Part 2: Automatic Environment Updates

The real magic happens on the remote machine. I added this to my Fish shell configuration:

# ~/.config/fish/config.fish on the remote Mac

# ssh agent forwarding
if status is-interactive
    # Only run in tmux sessions
    if set -q TMUX
        # Function to update SSH agent socket from tmux environment
        function __update_ssh_auth_sock
            set -l sock (tmux showenv SSH_AUTH_SOCK 2>/dev/null | string split = | tail -1)
            if test -n "$sock" -a "$sock" != "-SSH_AUTH_SOCK" -a "$sock" != "$SSH_AUTH_SOCK"
                set -gx SSH_AUTH_SOCK $sock
            end
        end
        # Update immediately when shell starts (fixes new panes/windows)
        __update_ssh_auth_sock
        # Update before each command (fixes existing shells after reattach)
        function __ssh_agent_preexec --on-event fish_preexec
            __update_ssh_auth_sock
        end
        # Alternative: Update on each prompt (more reliable but slightly less efficient)
        # Uncomment this if the preexec version doesn't work reliably
        # function __ssh_agent_prompt --on-event fish_prompt
        #     __update_ssh_auth_sock
        # end
    end
end

And the corresponding function:

# ~/.config/fish/functions/refresh_tmux_vars.fish

function refresh_tmux_vars --on-event fish_preexec
    if set -q TMUX
        # Parse tmux showenv output and set variables
        tmux showenv -s | while read -l line
            # Match lines like: SSH_AUTH_SOCK="/tmp/ssh-xxx/agent.xxx"; export SSH_AUTH_SOCK;
            if string match -qr '^(SSH_AUTH_SOCK|DISPLAY)=(.+); export' -- $line
                # Extract variable name and value
                set -l var (string match -r '^([^=]+)' -- $line)[2]
                set -l val (string match -r '="([^"]+)"' -- $line)[2]
                
                # Set the variable if we found both
                if test -n "$var" -a -n "$val"
                    set -gx $var $val
                end
            end
        end
    end
end

This setup:

  • Checks tmux's environment for the current SSH_AUTH_SOCK
  • Updates the shell's environment to match
  • Runs automatically before every command

The key insight: work with tmux's environment preservation, not against it.

Why This Architecture?

You might wonder: why not just use Docker? Or why not run agents locally?

Docker limitations:

  • Restricted access to system resources
  • Complex volume mounting for projects
  • Performance overhead
  • Less flexibility for agent experimentation

Remote physical machine advantages:

  • Full system access for agents
  • Easy to wipe and restart if things go wrong
  • Can run multiple resource-intensive agents
  • Keeps your main machine safe from experiments

What Didn't Work: The mosh Experiment


Before settling on this SSH + tmux setup, I also tried using mosh (mobile shell) for its better connection persistence and responsiveness. Unfortunately, I hit a showstopper: connecting from an M-series Mac to an Intel-based Mac mini causes the mosh client to segfault. So much for that idea.

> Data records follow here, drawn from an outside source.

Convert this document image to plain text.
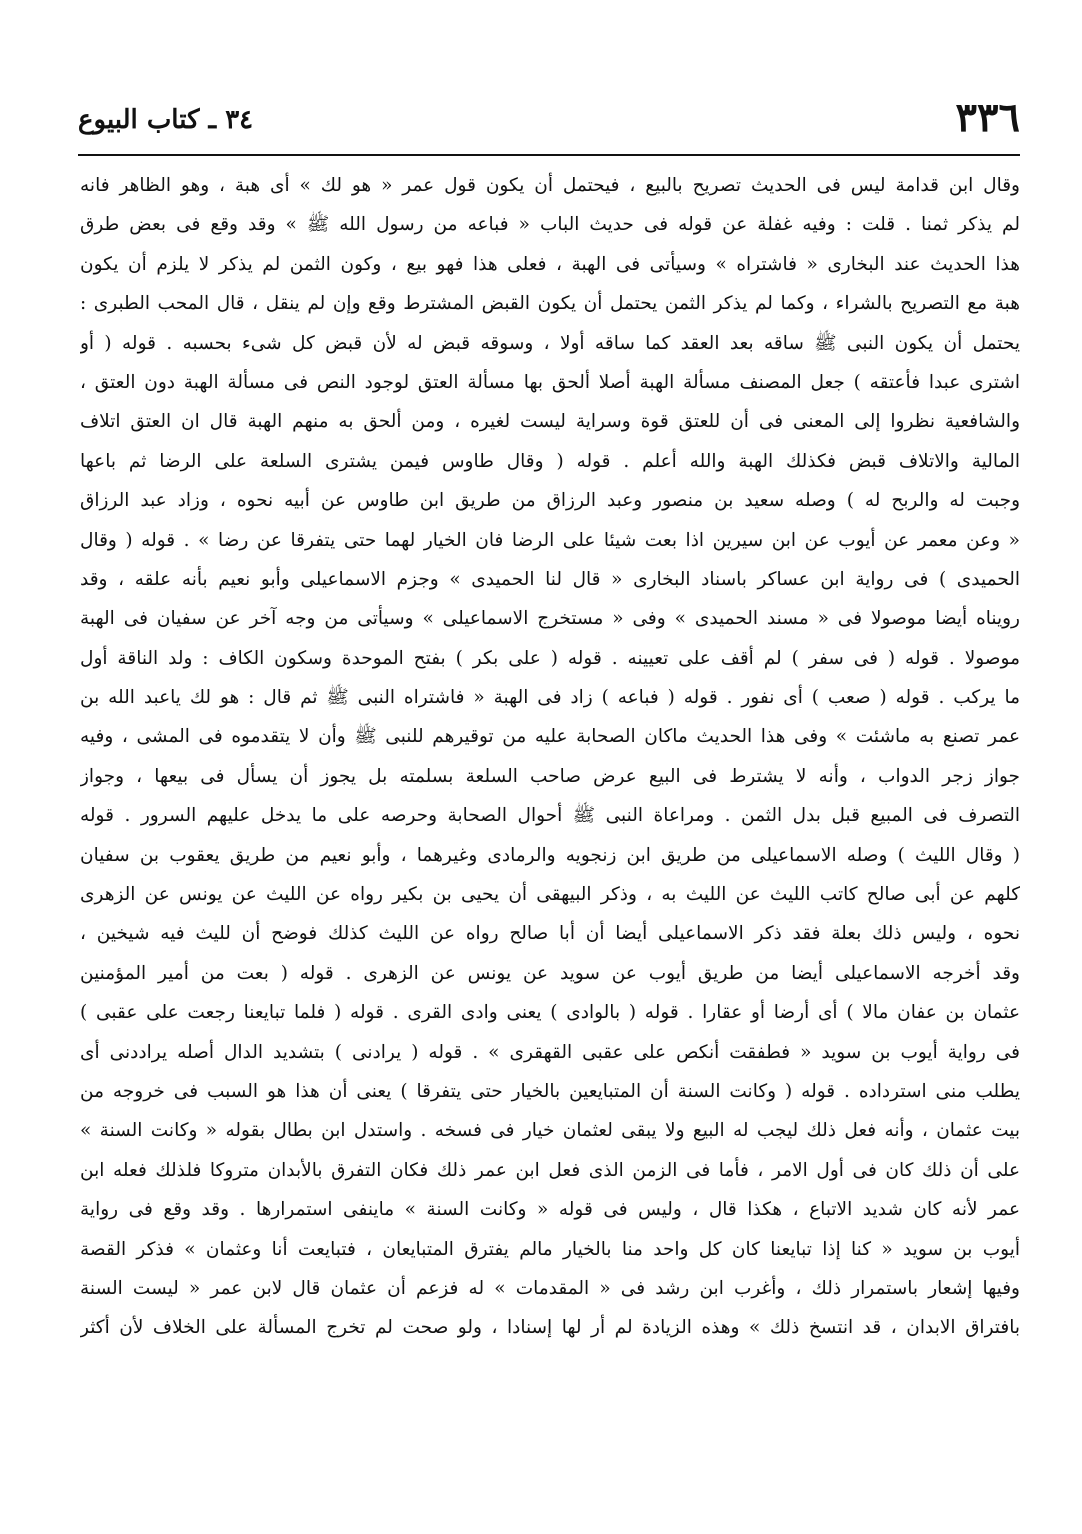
٣٣٦
٣٤ ـ كتاب البيوع
وقال ابن قدامة ليس فى الحديث تصريح بالبيع ، فيحتمل أن يكون قول عمر « هو لك » أى هبة ، وهو الظاهر فانه
لم يذكر ثمنا . قلت : وفيه غفلة عن قوله فى حديث الباب « فباعه من رسول الله ﷺ » وقد وقع فى بعض طرق
هذا الحديث عند البخارى « فاشتراه » وسيأتى فى الهبة ، فعلى هذا فهو بيع ، وكون الثمن لم يذكر لا يلزم أن يكون
هبة مع التصريح بالشراء ، وكما لم يذكر الثمن يحتمل أن يكون القبض المشترط وقع وإن لم ينقل ، قال المحب الطبرى :
يحتمل أن يكون النبى ﷺ ساقه بعد العقد كما ساقه أولا ، وسوقه قبض له لأن قبض كل شىء بحسبه . قوله ( أو
اشترى عبدا فأعتقه ) جعل المصنف مسألة الهبة أصلا ألحق بها مسألة العتق لوجود النص فى مسألة الهبة دون العتق ،
والشافعية نظروا إلى المعنى فى أن للعتق قوة وسراية ليست لغيره ، ومن ألحق به منهم الهبة قال ان العتق اتلاف
المالية والاتلاف قبض فكذلك الهبة والله أعلم . قوله ( وقال طاوس فيمن يشترى السلعة على الرضا ثم باعها
وجبت له والربح له ) وصله سعيد بن منصور وعبد الرزاق من طريق ابن طاوس عن أبيه نحوه ، وزاد عبد الرزاق
« وعن معمر عن أيوب عن ابن سيرين اذا بعت شيئا على الرضا فان الخيار لهما حتى يتفرقا عن رضا » . قوله ( وقال
الحميدى ) فى رواية ابن عساكر باسناد البخارى « قال لنا الحميدى » وجزم الاسماعيلى وأبو نعيم بأنه علقه ، وقد
رويناه أيضا موصولا فى « مسند الحميدى » وفى « مستخرج الاسماعيلى » وسيأتى من وجه آخر عن سفيان فى الهبة
موصولا . قوله ( فى سفر ) لم أقف على تعيينه . قوله ( على بكر ) بفتح الموحدة وسكون الكاف : ولد الناقة أول
ما يركب . قوله ( صعب ) أى نفور . قوله ( فباعه ) زاد فى الهبة « فاشتراه النبى ﷺ ثم قال : هو لك ياعبد الله بن
عمر تصنع به ماشئت » وفى هذا الحديث ماكان الصحابة عليه من توقيرهم للنبى ﷺ وأن لا يتقدموه فى المشى ، وفيه
جواز زجر الدواب ، وأنه لا يشترط فى البيع عرض صاحب السلعة بسلمته بل يجوز أن يسأل فى بيعها ، وجواز
التصرف فى المبيع قبل بدل الثمن . ومراعاة النبى ﷺ أحوال الصحابة وحرصه على ما يدخل عليهم السرور . قوله
( وقال الليث ) وصله الاسماعيلى من طريق ابن زنجويه والرمادى وغيرهما ، وأبو نعيم من طريق يعقوب بن سفيان
كلهم عن أبى صالح كاتب الليث عن الليث به ، وذكر البيهقى أن يحيى بن بكير رواه عن الليث عن يونس عن الزهرى
نحوه ، وليس ذلك بعلة فقد ذكر الاسماعيلى أيضا أن أبا صالح رواه عن الليث كذلك فوضح أن لليث فيه شيخين ،
وقد أخرجه الاسماعيلى أيضا من طريق أيوب عن سويد عن يونس عن الزهرى . قوله ( بعت من أمير المؤمنين
عثمان بن عفان مالا ) أى أرضا أو عقارا . قوله ( بالوادى ) يعنى وادى القرى . قوله ( فلما تبايعنا رجعت على عقبى )
فى رواية أيوب بن سويد « فطفقت أنكص على عقبى القهقرى » . قوله ( يرادنى ) بتشديد الدال أصله يراددنى أى
يطلب منى استرداده . قوله ( وكانت السنة أن المتبايعين بالخيار حتى يتفرقا ) يعنى أن هذا هو السبب فى خروجه من
بيت عثمان ، وأنه فعل ذلك ليجب له البيع ولا يبقى لعثمان خيار فى فسخه . واستدل ابن بطال بقوله « وكانت السنة »
على أن ذلك كان فى أول الامر ، فأما فى الزمن الذى فعل ابن عمر ذلك فكان التفرق بالأبدان متروكا فلذلك فعله ابن
عمر لأنه كان شديد الاتباع ، هكذا قال ، وليس فى قوله « وكانت السنة » ماينفى استمرارها . وقد وقع فى رواية
أيوب بن سويد « كنا إذا تبايعنا كان كل واحد منا بالخيار مالم يفترق المتبايعان ، فتبايعت أنا وعثمان » فذكر القصة
وفيها إشعار باستمرار ذلك ، وأغرب ابن رشد فى « المقدمات » له فزعم أن عثمان قال لابن عمر « ليست السنة
بافتراق الابدان ، قد انتسخ ذلك » وهذه الزيادة لم أر لها إسنادا ، ولو صحت لم تخرج المسألة على الخلاف لأن أكثر
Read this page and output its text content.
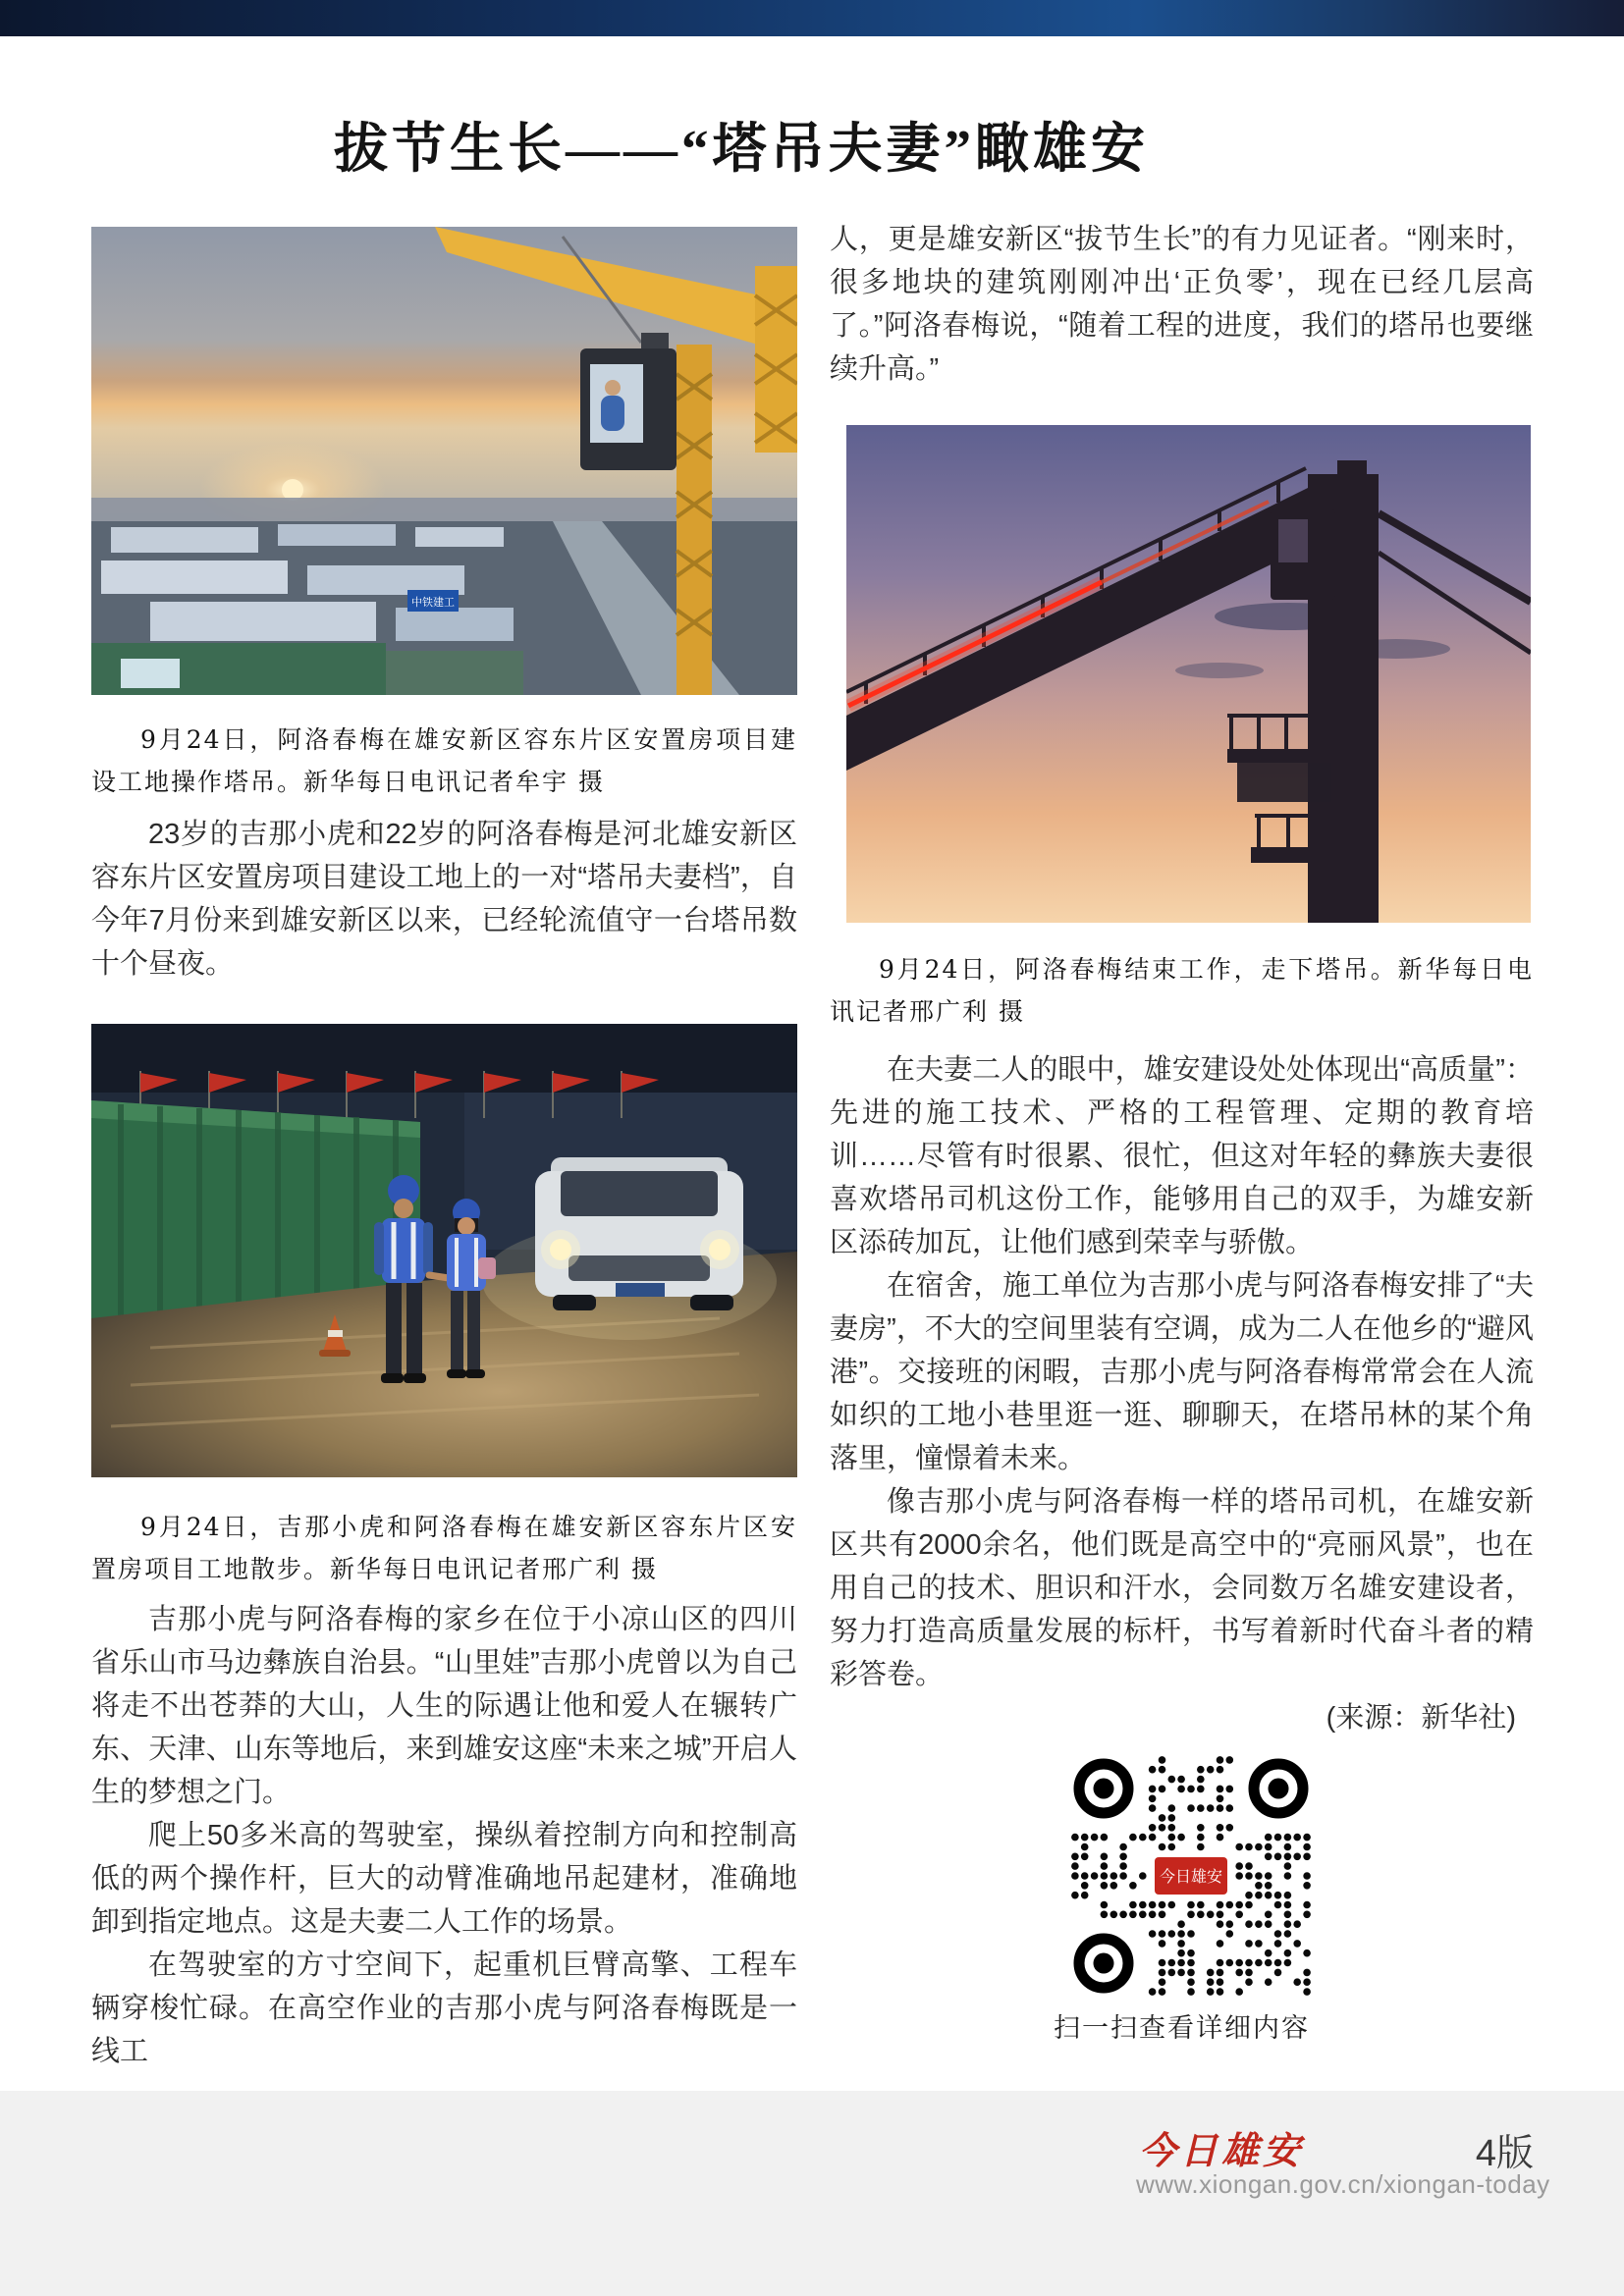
拔节生长——“塔吊夫妻”瞰雄安
中铁建工
9月24日，阿洛春梅在雄安新区容东片区安置房项目建设工地操作塔吊。新华每日电讯记者牟宇 摄

23岁的吉那小虎和22岁的阿洛春梅是河北雄安新区容东片区安置房项目建设工地上的一对“塔吊夫妻档”，自今年7月份来到雄安新区以来，已经轮流值守一台塔吊数十个昼夜。

9月24日，吉那小虎和阿洛春梅在雄安新区容东片区安置房项目工地散步。新华每日电讯记者邢广利 摄

吉那小虎与阿洛春梅的家乡在位于小凉山区的四川省乐山市马边彝族自治县。“山里娃”吉那小虎曾以为自己将走不出苍莽的大山，人生的际遇让他和爱人在辗转广东、天津、山东等地后，来到雄安这座“未来之城”开启人生的梦想之门。

爬上50多米高的驾驶室，操纵着控制方向和控制高低的两个操作杆，巨大的动臂准确地吊起建材，准确地卸到指定地点。这是夫妻二人工作的场景。

在驾驶室的方寸空间下，起重机巨臂高擎、工程车辆穿梭忙碌。在高空作业的吉那小虎与阿洛春梅既是一线工

人，更是雄安新区“拔节生长”的有力见证者。“刚来时，很多地块的建筑刚刚冲出‘正负零’，现在已经几层高了。”阿洛春梅说，“随着工程的进度，我们的塔吊也要继续升高。”

9月24日，阿洛春梅结束工作，走下塔吊。新华每日电讯记者邢广利 摄

在夫妻二人的眼中，雄安建设处处体现出“高质量”：先进的施工技术、严格的工程管理、定期的教育培训……尽管有时很累、很忙，但这对年轻的彝族夫妻很喜欢塔吊司机这份工作，能够用自己的双手，为雄安新区添砖加瓦，让他们感到荣幸与骄傲。

在宿舍，施工单位为吉那小虎与阿洛春梅安排了“夫妻房”，不大的空间里装有空调，成为二人在他乡的“避风港”。交接班的闲暇，吉那小虎与阿洛春梅常常会在人流如织的工地小巷里逛一逛、聊聊天，在塔吊林的某个角落里，憧憬着未来。

像吉那小虎与阿洛春梅一样的塔吊司机，在雄安新区共有2000余名，他们既是高空中的“亮丽风景”，也在用自己的技术、胆识和汗水，会同数万名雄安建设者，努力打造高质量发展的标杆，书写着新时代奋斗者的精彩答卷。

(来源：新华社)

今日雄安
扫一扫查看详细内容
今日雄安	4版
www.xiongan.gov.cn/xiongan-today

Update: I figured out what was wrong with mosh! It wasn't actually an M-series to Intel architecture issue. A Homebrew update had switched mosh's dependency from the older versioned `protobuf@29` to the unversioned `protobuf`, causing a library mismatch that led to segfaults.

The fix was simple:

brew uninstall --ignore-dependencies protobuf protobuf@29
brew reinstall protobuf
brew reinstall mosh

What I Might Try Next


One promising alternative I'm considering is VibeTunnel. It looks like it could provide some of the benefits I was hoping to get from mosh without the architecture compatibility issues. If anyone has experience with it for this use case, I'd love to hear about it.

Conclusion

Running coding agents on a dedicated remote machine solves the safety problem of --dangerously-skip-permissions while enabling parallel experimentation. The setup requires some initial configuration work, but the payoff is worth it: you can run multiple agents simultaneously, safely experiment with permissions, and maintain full system access for complex tasks.

Is it perfect? No. But it's a working solution that beats watching a single agent slowly modify files on your main machine.